Others dedicated their bras to feminist leaders and icons like Gloria Steinem and Madonna, or used them to tackle issues like body image and the environment.

“Traditionally, bras needed either to be hidden or they are meant to be objects of objectification,” Morrison said. “This show is all about coming out of the shadows and saying, ‘These are our voices and we’re not shy. We’re going to put these on a wall whether you like it or not.’ ”

Morrison said there were 35 submissions to the show, which will run at Twiggs through May 5. The impetus for the exhibit is a celebration of the end of women’s history month, which is in March. One-quarter of the funds from artwork sales will go to Women’s Caucus for Art/New Hampshire Edith Weiler Scholarship Fund, Morrison said.

“The focus is positive imagery for women,” she said. “It’s meant to send a message: ‘We want to show our power instead of our limitations.’ ”

Morrison said it was interesting to see how each artist interpreted the prompt in a unique way.

Artist Gail Smuda of Concord created two pieces herself and collaborated with Twiggs owner Adele Sanborn to make a third. The first is called “Double Van Gogh,” and it’s inspired by the artist’s paintings, featuring different landscapes stitched on each cup of a white linen bra.

“I looked at this bra and the image of a Van Gogh painting came to mind,” she said. “It was just an immediate inspiration for me.”

Smuda’s other bra is called “Madonna Ages,” which she described as a softer version of some of the pointed bras Madonna once wore. The third, a collaboration with Sanborn, features two books in each cup of the bra that are spilling out with pages. The pages are filled with quotes about bras or breasts from literature, Smuda said.

Artist Kimberly Smith is a teacher and said she often makes mandalas with her students. She was inspired to follow that concept when creating her piece.

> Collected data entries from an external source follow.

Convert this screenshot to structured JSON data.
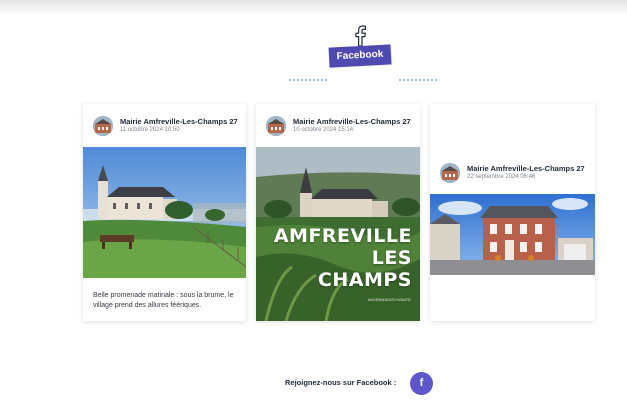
{
  "section": {
    "title": "Facebook",
    "icon": "facebook-icon"
  },
  "posts": [
    {
      "author": "Mairie Amfreville-Les-Champs 27",
      "date": "11 octobre 2024 10:50",
      "caption": "Belle promenade matinale : sous la brume, le village prend des allures féériques.",
      "image": "church-in-mist-photo"
    },
    {
      "author": "Mairie Amfreville-Les-Champs 27",
      "date": "10 octobre 2024 15:14",
      "image": "amfreville-poster-photo",
      "poster": {
        "line1": "AMFREVILLE",
        "line2": "LES",
        "line3": "CHAMPS",
        "tagline": "#NORMANDIEVIVANTE"
      }
    },
    {
      "author": "Mairie Amfreville-Les-Champs 27",
      "date": "22 septembre 2024 06:46",
      "image": "town-hall-photo"
    }
  ],
  "footer": {
    "join_text": "Rejoignez-nous sur Facebook :",
    "button_label": "f"
  },
  "colors": {
    "accent": "#4e4ab0",
    "button": "#5b56c9",
    "dots": "#8ec3d9"
  }
}
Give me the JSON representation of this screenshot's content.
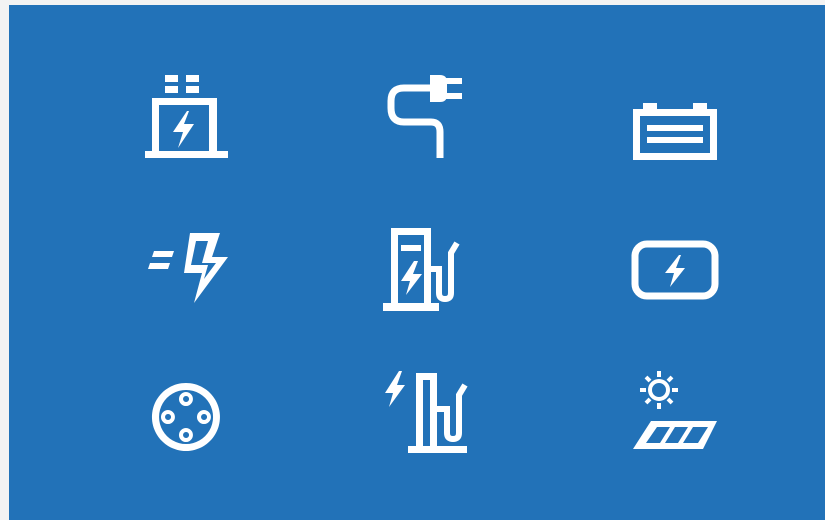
{
  "colors": {
    "page_background": "#f3f3f3",
    "panel_background": "#2272b8",
    "icon": "#ffffff"
  },
  "icons": [
    "battery-charger-icon",
    "power-plug-icon",
    "car-battery-icon",
    "fast-charge-bolt-icon",
    "ev-charging-station-icon",
    "phone-battery-charge-icon",
    "ev-charging-socket-icon",
    "charging-post-icon",
    "solar-panel-sun-icon"
  ]
}
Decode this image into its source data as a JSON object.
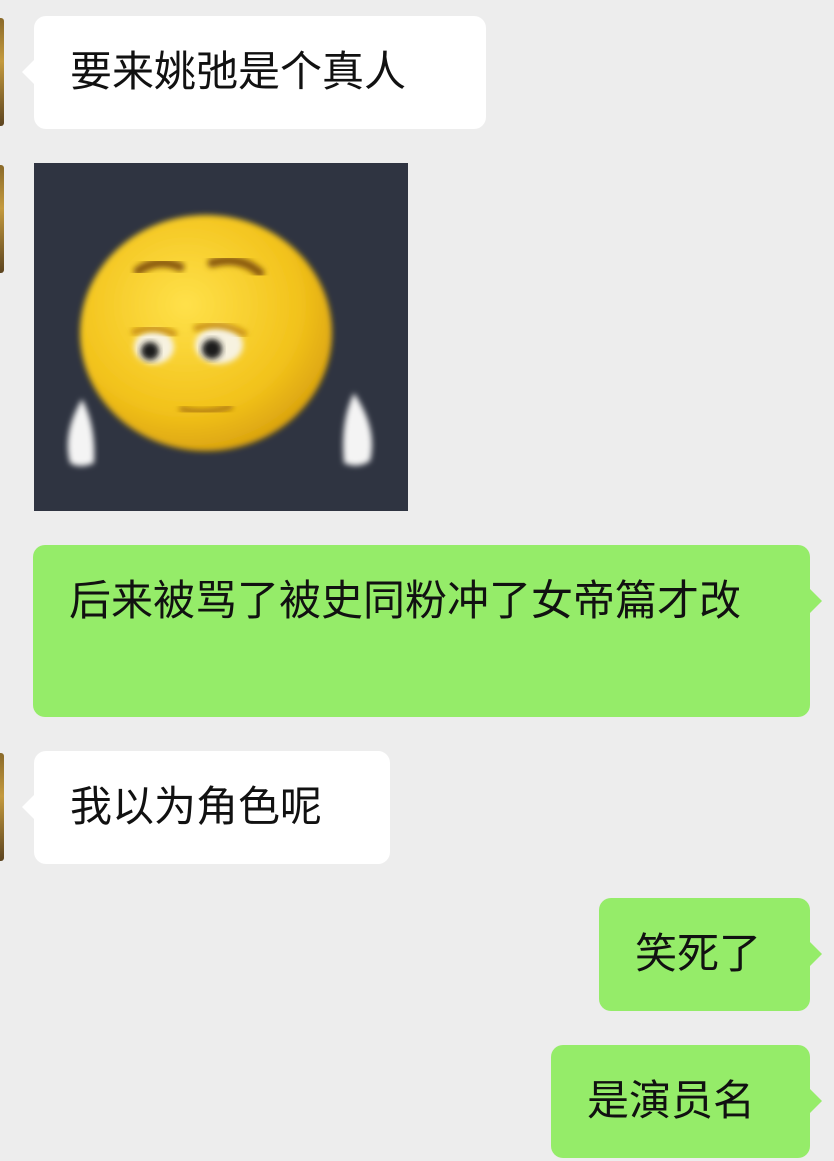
{
  "chat": {
    "messages": [
      {
        "side": "in",
        "type": "text",
        "text": "要来姚弛是个真人"
      },
      {
        "side": "in",
        "type": "sticker",
        "sticker": "sad-emoji-sticker"
      },
      {
        "side": "out",
        "type": "text",
        "text": "后来被骂了被史同粉冲了女帝篇才改"
      },
      {
        "side": "in",
        "type": "text",
        "text": "我以为角色呢"
      },
      {
        "side": "out",
        "type": "text",
        "text": "笑死了"
      },
      {
        "side": "out",
        "type": "text",
        "text": "是演员名"
      }
    ]
  },
  "colors": {
    "background": "#ededed",
    "incoming_bubble": "#ffffff",
    "outgoing_bubble": "#95ec69",
    "sticker_background": "#2f3441",
    "emoji_face": "#f2c21b"
  }
}
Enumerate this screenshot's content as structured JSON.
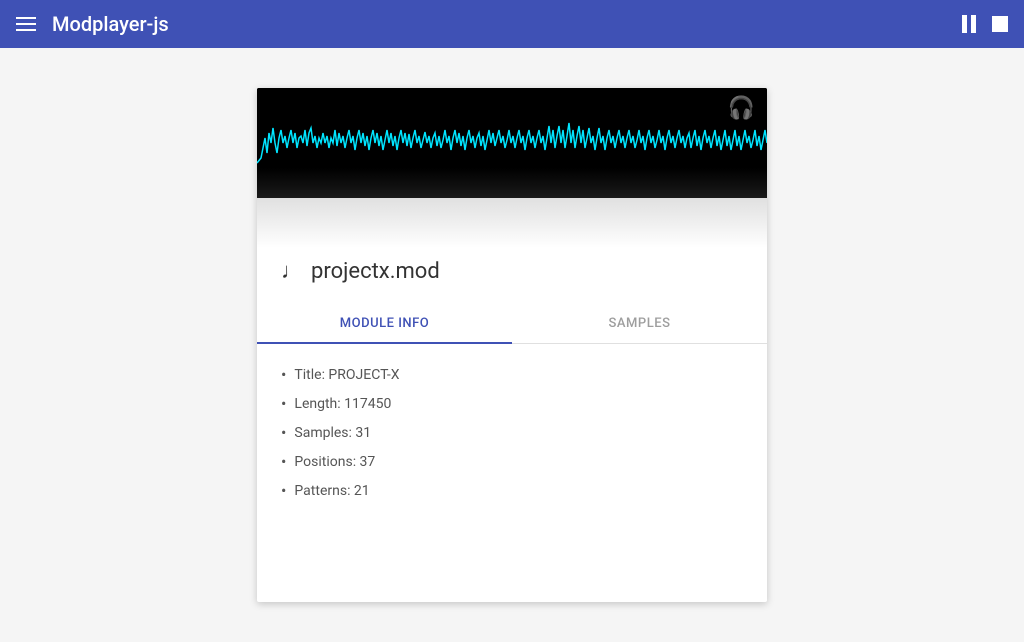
{
  "toolbar": {
    "menu_label": "Menu",
    "title": "Modplayer-js",
    "pause_label": "Pause",
    "stop_label": "Stop"
  },
  "player": {
    "song_filename": "projectx.mod",
    "waveform_color": "#00e5ff",
    "tabs": [
      {
        "id": "module-info",
        "label": "MODULE INFO",
        "active": true
      },
      {
        "id": "samples",
        "label": "SAMPLES",
        "active": false
      }
    ],
    "module_info": {
      "title_label": "Title: PROJECT-X",
      "length_label": "Length: 117450",
      "samples_label": "Samples: 31",
      "positions_label": "Positions: 37",
      "patterns_label": "Patterns: 21"
    }
  },
  "colors": {
    "accent": "#3f51b5",
    "waveform": "#00e5ff",
    "background": "#f5f5f5"
  }
}
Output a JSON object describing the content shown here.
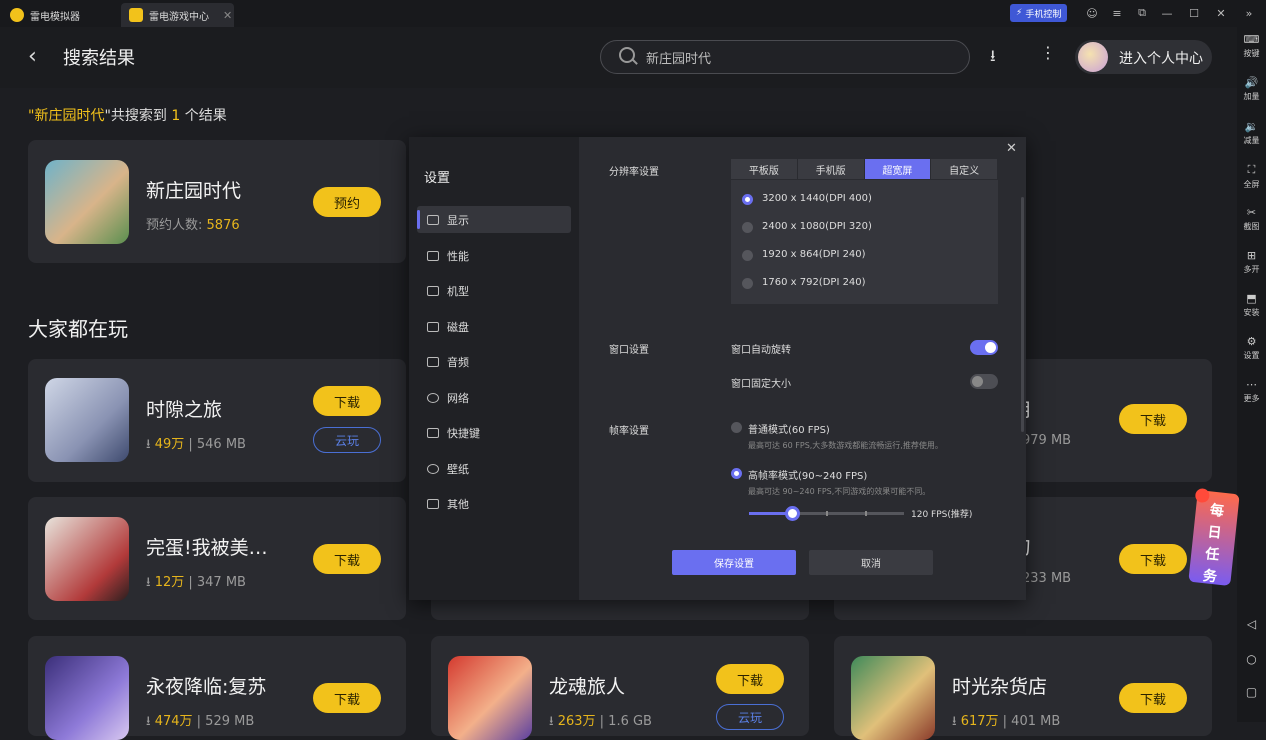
{
  "tabs": [
    {
      "label": "雷电模拟器"
    },
    {
      "label": "雷电游戏中心"
    }
  ],
  "titlebar": {
    "phone_control": "手机控制"
  },
  "header": {
    "title": "搜索结果",
    "search_value": "新庄园时代",
    "user_label": "进入个人中心"
  },
  "summary": {
    "prefix": "\"",
    "query": "新庄园时代",
    "mid": "\"共搜索到 ",
    "count": "1",
    "suffix": " 个结果"
  },
  "result": {
    "name": "新庄园时代",
    "meta_label": "预约人数:",
    "meta_value": "5876",
    "button": "预约"
  },
  "section_title": "大家都在玩",
  "games": [
    {
      "name": "时隙之旅",
      "downloads": "49万",
      "size": "546 MB",
      "button": "下载",
      "cloud": "云玩"
    },
    {
      "name": "完蛋!我被美…",
      "downloads": "12万",
      "size": "347 MB",
      "button": "下载"
    },
    {
      "name": "永夜降临:复苏",
      "downloads": "474万",
      "size": "529 MB",
      "button": "下载"
    },
    {
      "name": "龙魂旅人",
      "downloads": "263万",
      "size": "1.6 GB",
      "button": "下载",
      "cloud": "云玩"
    },
    {
      "name": "时光杂货店",
      "downloads": "617万",
      "size": "401 MB",
      "button": "下载"
    },
    {
      "name_tail": "用",
      "size": "979 MB",
      "button": "下载"
    },
    {
      "name_tail": "刀",
      "size": "233 MB",
      "button": "下载"
    }
  ],
  "rightbar": [
    {
      "label": "按键",
      "icon": "keyboard-icon"
    },
    {
      "label": "加量",
      "icon": "volume-up-icon"
    },
    {
      "label": "减量",
      "icon": "volume-down-icon"
    },
    {
      "label": "全屏",
      "icon": "fullscreen-icon"
    },
    {
      "label": "截图",
      "icon": "scissors-icon"
    },
    {
      "label": "多开",
      "icon": "multi-instance-icon"
    },
    {
      "label": "安装",
      "icon": "install-icon"
    },
    {
      "label": "设置",
      "icon": "gear-icon"
    },
    {
      "label": "更多",
      "icon": "more-icon"
    }
  ],
  "settings": {
    "title": "设置",
    "nav": [
      {
        "label": "显示",
        "icon": "monitor-icon"
      },
      {
        "label": "性能",
        "icon": "performance-icon"
      },
      {
        "label": "机型",
        "icon": "device-icon"
      },
      {
        "label": "磁盘",
        "icon": "disk-icon"
      },
      {
        "label": "音频",
        "icon": "audio-icon"
      },
      {
        "label": "网络",
        "icon": "globe-icon"
      },
      {
        "label": "快捷键",
        "icon": "shortcut-icon"
      },
      {
        "label": "壁纸",
        "icon": "palette-icon"
      },
      {
        "label": "其他",
        "icon": "grid-icon"
      }
    ],
    "resolution_label": "分辨率设置",
    "res_tabs": [
      "平板版",
      "手机版",
      "超宽屏",
      "自定义"
    ],
    "res_options": [
      "3200 x 1440(DPI 400)",
      "2400 x 1080(DPI 320)",
      "1920 x 864(DPI 240)",
      "1760 x 792(DPI 240)"
    ],
    "window_label": "窗口设置",
    "auto_rotate": "窗口自动旋转",
    "auto_rotate_on": true,
    "fixed_size": "窗口固定大小",
    "fixed_size_on": false,
    "fps_label": "帧率设置",
    "fps_normal": "普通模式(60 FPS)",
    "fps_normal_hint": "最高可达 60 FPS,大多数游戏都能流畅运行,推荐使用。",
    "fps_high": "高帧率模式(90~240 FPS)",
    "fps_high_hint": "最高可达 90~240 FPS,不同游戏的效果可能不同。",
    "fps_value": "120 FPS(推荐)",
    "fps_slider_fraction": 0.28,
    "save": "保存设置",
    "cancel": "取消",
    "accent": "#6a6ff0"
  },
  "daily_task": "每日任务"
}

“I think of mandalas as something you see all around the world and focus your mind. It helps if you are stressed and interested in taking a minute to be relaxed,” she said. “I think mandalas are very meditative – For the bra project, I just thought, “That will be different.”

Smith said she likes working with recycled materials when she makes art, and that this project was a perfect opportunity for that. She took five bras, one from her closet, two she found on eBay and two she bought at Goodwill and the Salvation Army and laid them over each other in a collage of beads string and mandala images.

Smuda said she hopes that “Busting Out” changes visitors’ perception of what art can look like.

“I hope this exhibit will show that art can be fun – sometimes I think people go to a museum and they get intimidated,” she said. “People think, this piece is in a museum, therefore, it’s important and you can’t laugh at it. I hope people can see you can play with something. It’s okay – sometimes it’s fun.”

Smuda said she also expects the exhibit will attract people who don’t frequently visit galleries.

“I can’t tell you the number of people I’ve heard talking about this who have never gone to museums and or never gone to galleries and thought, ‘That’s great – I cant wait to go to that,’ ” she said.

Morrison said they are hoping that people will visit Twiggs and leave with something to talk about.

“I think it’s going to spark a lot of conversation, which is the whole point of art,” she said.